Guilt in 2005
by Andrea L. Alterman


I am here because of someone's mistake. I don't know how they didn't kill us all. We were milkweed floating away, they couldn't stop us so we settled down, we took root and grew, wrapped ourselves in other people's lives until we knew these new lives would last beyond an hour, past a day, longer than the night they used to murder us. Under a sickle moon they came, carrying their orders, rounding us up into one large plaza. No circus this, no place anyone wanted to meet, no one volunteered unless they knew ahead of time and in the plaza there was no time, none, only now, just a second going on forever while we waited and cried, comforted ourselves in the circle of time as it drew closer, choking us in its haste to move on, move by our shrunken lives, our worthless days spent scraping bare ground searching for one small scrap of rotten carrot or mildewed potato, not enough to keep hunger gone for more than a minute, and still we tried.

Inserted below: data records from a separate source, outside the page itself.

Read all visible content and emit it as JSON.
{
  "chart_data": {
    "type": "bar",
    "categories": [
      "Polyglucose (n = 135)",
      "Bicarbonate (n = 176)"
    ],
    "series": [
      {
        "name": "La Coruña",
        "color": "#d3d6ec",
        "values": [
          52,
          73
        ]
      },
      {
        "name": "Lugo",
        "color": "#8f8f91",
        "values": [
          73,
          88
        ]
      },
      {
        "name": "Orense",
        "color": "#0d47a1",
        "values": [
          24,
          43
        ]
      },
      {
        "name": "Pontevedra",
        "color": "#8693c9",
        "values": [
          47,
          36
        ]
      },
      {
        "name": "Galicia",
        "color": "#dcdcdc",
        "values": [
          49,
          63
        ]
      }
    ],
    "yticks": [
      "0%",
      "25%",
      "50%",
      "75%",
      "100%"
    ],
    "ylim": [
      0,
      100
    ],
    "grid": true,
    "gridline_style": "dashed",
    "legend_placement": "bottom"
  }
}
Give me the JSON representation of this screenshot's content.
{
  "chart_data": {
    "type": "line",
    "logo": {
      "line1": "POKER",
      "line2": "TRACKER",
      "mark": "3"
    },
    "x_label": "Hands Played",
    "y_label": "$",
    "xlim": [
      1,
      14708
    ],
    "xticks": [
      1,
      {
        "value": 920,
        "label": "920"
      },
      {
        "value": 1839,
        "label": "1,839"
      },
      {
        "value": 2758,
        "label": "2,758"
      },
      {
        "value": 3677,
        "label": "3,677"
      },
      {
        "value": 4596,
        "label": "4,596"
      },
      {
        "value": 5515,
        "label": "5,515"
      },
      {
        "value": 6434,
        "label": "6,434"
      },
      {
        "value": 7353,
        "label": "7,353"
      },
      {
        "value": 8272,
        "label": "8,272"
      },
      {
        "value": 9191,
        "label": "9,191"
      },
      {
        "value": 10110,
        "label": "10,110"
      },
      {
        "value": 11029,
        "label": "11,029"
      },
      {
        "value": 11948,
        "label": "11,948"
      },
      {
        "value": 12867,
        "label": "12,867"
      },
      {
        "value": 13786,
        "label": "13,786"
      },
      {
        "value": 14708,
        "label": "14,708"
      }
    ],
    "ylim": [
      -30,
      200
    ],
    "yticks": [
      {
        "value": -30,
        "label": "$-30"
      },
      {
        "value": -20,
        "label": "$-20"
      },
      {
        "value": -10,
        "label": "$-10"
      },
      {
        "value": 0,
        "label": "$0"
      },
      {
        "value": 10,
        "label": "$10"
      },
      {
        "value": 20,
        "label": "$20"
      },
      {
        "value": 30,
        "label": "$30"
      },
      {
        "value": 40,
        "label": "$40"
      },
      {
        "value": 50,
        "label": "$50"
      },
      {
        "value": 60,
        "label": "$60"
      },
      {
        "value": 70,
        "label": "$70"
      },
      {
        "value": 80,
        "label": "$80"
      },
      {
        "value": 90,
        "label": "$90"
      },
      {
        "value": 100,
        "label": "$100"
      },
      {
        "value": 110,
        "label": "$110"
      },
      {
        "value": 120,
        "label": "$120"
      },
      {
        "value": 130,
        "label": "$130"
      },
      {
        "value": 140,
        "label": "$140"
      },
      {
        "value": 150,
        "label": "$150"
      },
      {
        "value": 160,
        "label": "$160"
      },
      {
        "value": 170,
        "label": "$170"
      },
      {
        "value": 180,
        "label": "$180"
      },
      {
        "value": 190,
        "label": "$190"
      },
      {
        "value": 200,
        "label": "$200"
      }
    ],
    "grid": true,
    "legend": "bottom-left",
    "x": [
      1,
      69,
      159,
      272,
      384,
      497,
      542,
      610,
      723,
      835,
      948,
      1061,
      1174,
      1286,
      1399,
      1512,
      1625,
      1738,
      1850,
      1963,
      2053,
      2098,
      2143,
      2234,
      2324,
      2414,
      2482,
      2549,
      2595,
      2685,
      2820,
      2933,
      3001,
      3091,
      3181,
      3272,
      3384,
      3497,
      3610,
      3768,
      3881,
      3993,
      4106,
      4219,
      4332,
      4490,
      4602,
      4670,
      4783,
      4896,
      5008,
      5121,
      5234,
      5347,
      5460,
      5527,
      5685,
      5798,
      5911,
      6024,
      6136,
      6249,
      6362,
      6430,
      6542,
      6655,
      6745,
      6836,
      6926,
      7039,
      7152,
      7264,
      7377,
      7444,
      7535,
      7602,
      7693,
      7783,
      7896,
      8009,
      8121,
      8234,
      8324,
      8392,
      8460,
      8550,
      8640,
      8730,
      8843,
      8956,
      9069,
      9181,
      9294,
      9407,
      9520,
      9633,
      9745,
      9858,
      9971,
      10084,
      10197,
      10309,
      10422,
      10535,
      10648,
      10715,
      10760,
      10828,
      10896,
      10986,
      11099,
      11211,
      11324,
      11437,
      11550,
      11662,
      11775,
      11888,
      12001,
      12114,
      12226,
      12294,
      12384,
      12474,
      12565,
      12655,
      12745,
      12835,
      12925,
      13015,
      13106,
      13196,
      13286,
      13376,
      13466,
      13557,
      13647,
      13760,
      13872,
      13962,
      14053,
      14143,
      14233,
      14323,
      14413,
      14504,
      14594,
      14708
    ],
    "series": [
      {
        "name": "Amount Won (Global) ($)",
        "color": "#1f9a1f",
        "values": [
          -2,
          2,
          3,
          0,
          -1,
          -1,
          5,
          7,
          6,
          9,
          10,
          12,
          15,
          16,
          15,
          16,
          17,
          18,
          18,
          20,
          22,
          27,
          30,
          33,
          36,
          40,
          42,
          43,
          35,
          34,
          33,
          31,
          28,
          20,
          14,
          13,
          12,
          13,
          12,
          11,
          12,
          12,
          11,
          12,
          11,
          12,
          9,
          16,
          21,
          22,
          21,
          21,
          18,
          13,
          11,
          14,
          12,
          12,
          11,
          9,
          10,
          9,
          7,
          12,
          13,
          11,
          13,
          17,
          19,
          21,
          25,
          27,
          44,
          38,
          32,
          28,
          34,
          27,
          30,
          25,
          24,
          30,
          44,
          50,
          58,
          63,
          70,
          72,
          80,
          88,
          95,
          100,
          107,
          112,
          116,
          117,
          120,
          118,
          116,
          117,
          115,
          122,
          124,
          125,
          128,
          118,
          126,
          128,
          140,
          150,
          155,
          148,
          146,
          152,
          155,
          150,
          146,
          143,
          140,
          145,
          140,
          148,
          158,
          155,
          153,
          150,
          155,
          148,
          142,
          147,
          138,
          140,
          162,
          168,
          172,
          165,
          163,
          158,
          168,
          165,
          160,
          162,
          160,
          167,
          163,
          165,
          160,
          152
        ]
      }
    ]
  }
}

The ground groaned with us, with me inside and I heard the cries of children dying, the final breaths of men as they stood against the wall trying to think their way past this present, as they sent themselves out in search of places to be, lives that ended but this had to be, and I am guilty, so guilty of being alive, for tasting snowflakes in January. I light candles for their final breaths, recite a Kaddish over small stones I gather to remember: they were like those stones. I am so sorry they didn't live, so sorry that I cannot take a spark and send it up to bind their straying thoughts into mine so they could see one life did continue, one life managed to capture a moment and hold it gently between now and tomorrow.